In my opinion, (laughed at by many, but appreciate by the IDs that, like me, have worked solidly for years now...), you need to be able to stand in front of a company Board, and explain, in words that mean something to THEM, why they should reduce their profits by giving some of their company $s/£s or Euros to you?

So...you have done the course(s), and you have the portfolio....now what? Here's what may be an eye-opener for you, (and it's caused me MANY debates/disagreements with HR departments and hirers, until they actually try and question it, and it ALWAYS holds. There's only 3 reasons to train, ever. Increase profits, reduce potential losses, and reduce personal/business risk. I would suspect that no course has ever mentioned that.

That's how you win business. You have to talk about those subjects to the business. That's all they are really interested in.

Above is the vision I sell, every job. It's all they want from you - for you to take away their training worries so they can sleep soundly at night. Sod Gagnes or "Peterson's 8 Points of Interesting Learning", (OK, I made that one up because frankly, I never talk about such stuff...but they ALL want this, linked to the 3 points above.

There's also 7 words I always use when I have found out about what they want, and as long as you can expand on it, in some way that meets all of the above, it wins business, 95% of the time in my experience. What are they....?

"Well, you COULD do it that way."

You have just jumped from being a "supplier" to (potentially) adding value, and they will be your client for life. I can do this for hours :)  , but I won't. You have now got the products under your belt, but you needs SAL ES skills now - the same ones for being an ID, or selling teddy bears, or cakes.
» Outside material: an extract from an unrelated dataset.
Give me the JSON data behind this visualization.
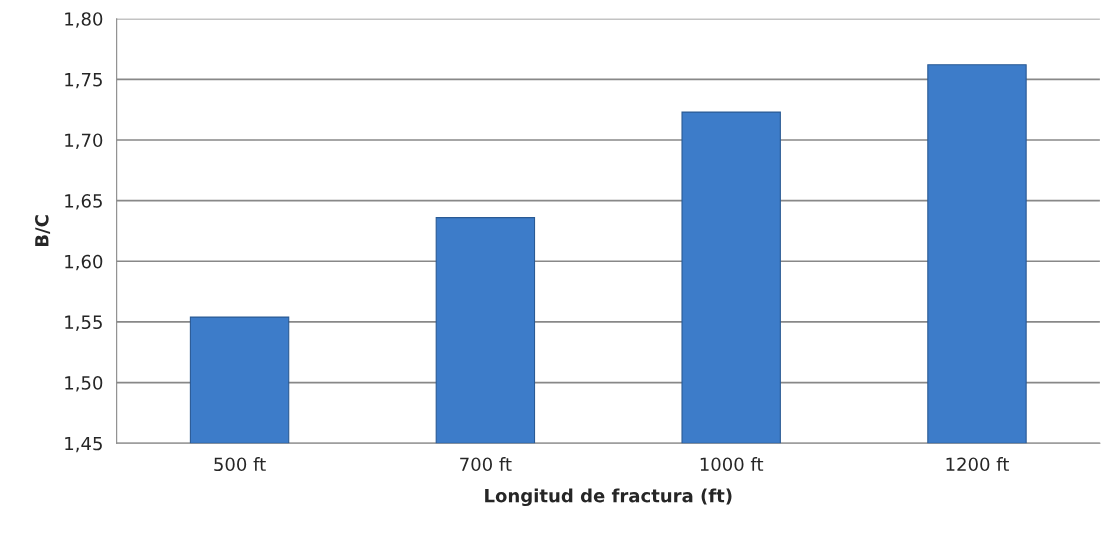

Go and get some "Solution Selling" , because you are now a sales person, and THEN an ID. Be a good sales person, and you will get the jobs.

If you do not believe this stuff, ask yourself this..have I made you question your reality in a convincing way, and made suggestions that your are going to follow? I hope so. If I did, it's because I sold to you, using the techniques I'm talking about, (adding value, FUD (Fear, Uncertainty and Doubt) and so on. Or...you could just keep on doing it without considering sales people and techniques.

Good luck, oh, and I use this one a lot too, (see "Disruptive Selling", taught to me by a serial-entrepreneur and serial-millionaire).

Bruce

Bob S

Thanks, Bruce.... Reading down the thread and was just about to bring this back to the business need piece.  In my humble opinion, it seems we IDs can sometimes get so passionate about our craft, our learners, etc that we forget who really is hiring us and why.  

A helpful mantra - "We exist to fulfill a business need, or we don't exist at all".

We are most valuable when we can clearly connect the needs of the business with learning solutions we have to offer. This is why it's important to always be thinking with two minds; learner-centric and business-centric.

Bruce Graham

I agree completely, but I think the mistake that jobbing IDs often make goes further than that. They think that just understanding "...the training business..." is enough. It's not, it's the REST of "the business" they need to understand. We are a supplier, and if we don't really understand the business details of the people to whom we supply, we'll fail.